Dürkheim argues that to study social solidarity in this way (i.e. sociologically), it is necessary to discover some identifiable characteristics which are capable of varying as the species of solidarity varies. He finds such a characteristic in the sanctions which attach to the laws through which the moral codes of the conscience collective are expressed; hence, his focus upon the repressive and restitutive laws. Dürkheim further reiterates the significance of law in these words:

Social life, especially where it exists durably, tends inevitably to assume a definite form and to organise itself, and law is nothing else than this very organisation... We can thus be certain of finding reflected in the law all the essential varieties of social solidarity (op.cit).

With such theoretical conviction and commitment as shown in the foregoing, it is probably not surprising that Durkheim's name has come to dominate sociological discussion of the consensus argument about law and society.

Dürkheim begins with a conception of social order in terms of "the totality of beliefs and sentiments common to average citizens of the same society". According to him, these beliefs and sentiments

form a determinate system which has its own life; one may call it the

collective or common conscience... [I]t has specific characteristics which make it a distinct reality. It is in effect, independent of the particular conditions in which individuals are placed. Moreover, it does not change with each generation, but on the contrary, it connects successive generations with one another (Dürkheim, 1893, 1947: 79-80 - translated by George Simpson).

The technical concept which he uses to convey this collective reality in his sociology is "social fact"^. This "thing"^, in his view, provides the foundation from which all normative systems (including law) emerge; and the "thing" is in turn indexed by these systems. As it would appear, Dürkheim singles out law as epitomizing this indexation. In the words of Grace and Wilkinson (1978: 48), law, for Dürkheim, is "the paradigmatic instance of a social fact".

In his first major work - The Division of Labour in Society (1893) - Dürkheim puts forward what Lukes and Scull (1983: 1) have termed "three bold and striking hypotheses about law". This work "became overnight a landmark of sociological writing and has remained a standard reference work ever since its publication as a doctoral dissertation in 1893 - which I suspect is an unmatched record of longevity in sociology" (Tiryakian, 1981: 116).

On the source of law, Dürkheim is forthright in this first work. For him, law is derivative from and expressive of a society's social solidarity ("a wholly moral phenomenon"). This social solidarity - more technically, conscience collective - is the moral-political consensus or, as indicated before, the totality of beliefs and sentiments common to average citizens of the same society.
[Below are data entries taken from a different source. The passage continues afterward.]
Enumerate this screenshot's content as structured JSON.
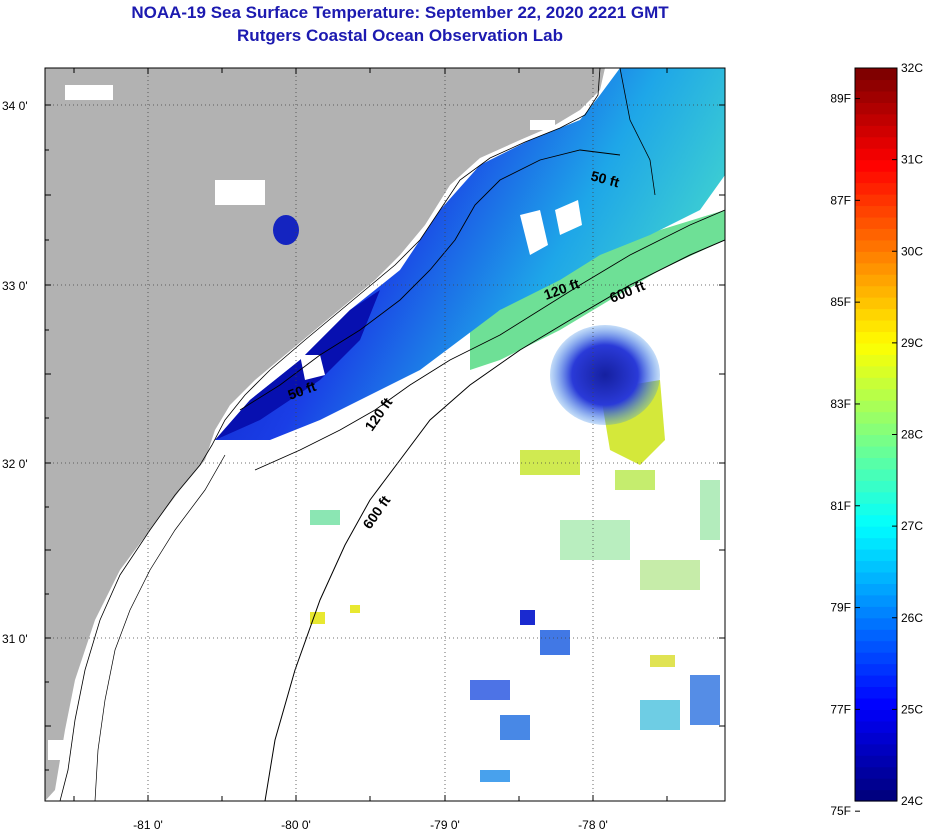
{
  "title": {
    "line1": "NOAA-19 Sea Surface Temperature:  September 22, 2020 2221 GMT",
    "line2": "Rutgers Coastal Ocean Observation Lab"
  },
  "map": {
    "lon_ticks": [
      "-81 0'",
      "-80 0'",
      "-79 0'",
      "-78 0'"
    ],
    "lat_ticks": [
      "34 0'",
      "33 0'",
      "32 0'",
      "31 0'"
    ],
    "contour_labels": [
      "50 ft",
      "120 ft",
      "600 ft",
      "50 ft",
      "120 ft",
      "600 ft"
    ],
    "colors": {
      "land": "#b2b2b2",
      "cloud": "#ffffff",
      "water_cold": "#0a14b4",
      "water_warm": "#c8e632"
    }
  },
  "colorbar": {
    "fahrenheit": [
      "89F",
      "87F",
      "85F",
      "83F",
      "81F",
      "79F",
      "77F",
      "75F"
    ],
    "celsius": [
      "32C",
      "31C",
      "30C",
      "29C",
      "28C",
      "27C",
      "26C",
      "25C",
      "24C"
    ],
    "scale": "jet"
  }
}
The solidarity varies from the mechanical one of the simple society to the organic one of the complex society. The former "is all-embracing and furnishes a comprehensive moral code" (Cotterrell, 1977: 242). And, corresponding to it is the penal law (supported by repressive sanctions). The repressive law aims at hurting the offender through his fortune, his honour, his life, his liberty, or to deprive him of some object whose possession he enjoys.